É surpreendente observar esta ordem tão perfeita que para os membros do Opus Dei é algo de normal. Mesmo nas imensas zonas de cadeiras, as pessoas que comungaram – e, repito, eram centenas de milhar – não se empurravam, antes pelo contrário, aproximavam-se serenamente dos sacerdotes que levavam a píxide.

A sombra do obelisco, como os ponteiros de um relógio, alcança a fila em que estávamos sentados. O obelisco, - esse antigo monumento trazido de Heliópolis – comemora a morte dos primeiros mártires... Nos tempos do Império Romano, o circo de Nero encontrava-se exatamente neste lugar; lançavam cristãos como carne viva a cães famintos e a animais selvagens. Agora, neste mesmo lugar realiza-se um sacrifício incruento.

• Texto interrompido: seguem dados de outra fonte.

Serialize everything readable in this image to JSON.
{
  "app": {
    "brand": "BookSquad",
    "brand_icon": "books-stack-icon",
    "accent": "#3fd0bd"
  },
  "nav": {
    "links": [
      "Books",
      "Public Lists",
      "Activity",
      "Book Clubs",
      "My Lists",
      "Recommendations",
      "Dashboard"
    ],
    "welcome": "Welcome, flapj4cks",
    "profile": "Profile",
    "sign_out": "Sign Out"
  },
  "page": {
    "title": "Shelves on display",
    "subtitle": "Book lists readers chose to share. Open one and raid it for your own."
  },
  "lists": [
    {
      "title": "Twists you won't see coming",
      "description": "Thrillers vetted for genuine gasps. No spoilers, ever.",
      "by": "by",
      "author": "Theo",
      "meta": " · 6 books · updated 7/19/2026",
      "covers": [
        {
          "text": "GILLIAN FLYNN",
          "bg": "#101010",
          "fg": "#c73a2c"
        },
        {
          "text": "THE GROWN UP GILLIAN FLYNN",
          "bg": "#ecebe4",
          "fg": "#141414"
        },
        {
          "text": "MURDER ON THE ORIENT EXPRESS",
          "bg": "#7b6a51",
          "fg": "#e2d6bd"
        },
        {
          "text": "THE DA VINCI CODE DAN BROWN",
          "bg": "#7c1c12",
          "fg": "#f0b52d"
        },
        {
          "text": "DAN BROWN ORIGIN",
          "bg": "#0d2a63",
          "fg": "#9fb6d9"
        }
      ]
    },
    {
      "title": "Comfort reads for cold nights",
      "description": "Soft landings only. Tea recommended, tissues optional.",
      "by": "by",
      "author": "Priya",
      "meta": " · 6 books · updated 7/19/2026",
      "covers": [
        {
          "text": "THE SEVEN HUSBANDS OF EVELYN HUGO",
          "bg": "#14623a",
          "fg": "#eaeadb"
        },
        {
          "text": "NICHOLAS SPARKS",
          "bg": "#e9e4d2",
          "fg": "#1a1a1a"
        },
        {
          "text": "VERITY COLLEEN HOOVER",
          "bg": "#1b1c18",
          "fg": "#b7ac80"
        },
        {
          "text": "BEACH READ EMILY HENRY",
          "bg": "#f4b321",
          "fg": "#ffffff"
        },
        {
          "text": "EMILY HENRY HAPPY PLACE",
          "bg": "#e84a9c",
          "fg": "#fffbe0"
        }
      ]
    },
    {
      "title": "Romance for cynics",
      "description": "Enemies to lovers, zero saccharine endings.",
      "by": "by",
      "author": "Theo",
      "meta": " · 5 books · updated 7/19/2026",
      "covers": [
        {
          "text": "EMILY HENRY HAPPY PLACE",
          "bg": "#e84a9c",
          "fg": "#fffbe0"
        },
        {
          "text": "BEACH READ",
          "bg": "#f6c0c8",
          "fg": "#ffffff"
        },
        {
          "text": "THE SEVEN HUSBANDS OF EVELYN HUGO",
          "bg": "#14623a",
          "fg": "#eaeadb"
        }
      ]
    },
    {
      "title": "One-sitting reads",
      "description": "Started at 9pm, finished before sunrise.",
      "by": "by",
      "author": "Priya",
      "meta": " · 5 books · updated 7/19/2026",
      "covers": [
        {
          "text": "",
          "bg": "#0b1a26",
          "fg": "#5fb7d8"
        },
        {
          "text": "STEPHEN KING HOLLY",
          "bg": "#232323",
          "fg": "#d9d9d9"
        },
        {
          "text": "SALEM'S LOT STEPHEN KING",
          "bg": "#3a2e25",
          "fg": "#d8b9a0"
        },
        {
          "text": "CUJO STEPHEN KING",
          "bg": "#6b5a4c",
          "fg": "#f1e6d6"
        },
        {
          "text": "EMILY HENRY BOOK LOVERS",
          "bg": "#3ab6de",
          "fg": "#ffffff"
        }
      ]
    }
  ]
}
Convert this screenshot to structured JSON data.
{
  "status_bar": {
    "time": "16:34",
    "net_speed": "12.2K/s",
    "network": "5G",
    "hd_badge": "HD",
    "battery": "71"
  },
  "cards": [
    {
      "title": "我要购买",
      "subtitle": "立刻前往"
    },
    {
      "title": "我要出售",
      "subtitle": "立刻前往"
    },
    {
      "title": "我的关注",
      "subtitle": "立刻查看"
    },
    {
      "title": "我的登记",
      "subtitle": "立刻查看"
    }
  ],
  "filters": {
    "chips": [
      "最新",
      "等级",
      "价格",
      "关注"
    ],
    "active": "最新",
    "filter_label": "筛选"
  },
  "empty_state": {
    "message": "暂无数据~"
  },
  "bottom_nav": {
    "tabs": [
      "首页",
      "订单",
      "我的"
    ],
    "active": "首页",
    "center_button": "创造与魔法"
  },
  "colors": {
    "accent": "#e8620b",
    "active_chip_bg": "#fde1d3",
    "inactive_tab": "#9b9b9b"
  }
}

Na tapeçaria do santo refletem-se os ponteiros de um relógio por cima das cabeças da multidão. Também ele foi submetido a duras provas: tomou parte na crucifixão de Cristo nas circunstâncias da vida corrente. Como disse o Papa durante a audiência aos participantes na canonização, no dia a seguir à cerimônia: “O amor à vontade de Deus destaca-se na vida do Fundador do Opus Dei. De fato, existe um critério seguro de santidade: a fidelidade no cumprimento da vontade divina até às suas últimas consequências. O Senhor tem um projeto para cada um de nós, e confia a cada um uma missão na terra. O Santo nem sequer consegue conceber-se a si mesmo fora do desígnio de Deus: vive somente para realizá-lo. São Josemaria Escrivá foi escolhido pelo Senhor para anunciar a vocação universal à santidade e para ensinar que a vida do dia-a-dia, as atividades comuns, são um caminho de santificação. Poder-se-ia dizer que ele foi o santo da normalidade. Com efeito, ele estava convencido de que, para quem vive segundo uma perspectiva de fé, tudo é ocasião de encontro com Deus, tudo se torna estímulo à oração. Considerada assim, a vida quotidiana revela uma grandeza insuspeitada. A santidade fica verdadeiramente ao alcance de todos”.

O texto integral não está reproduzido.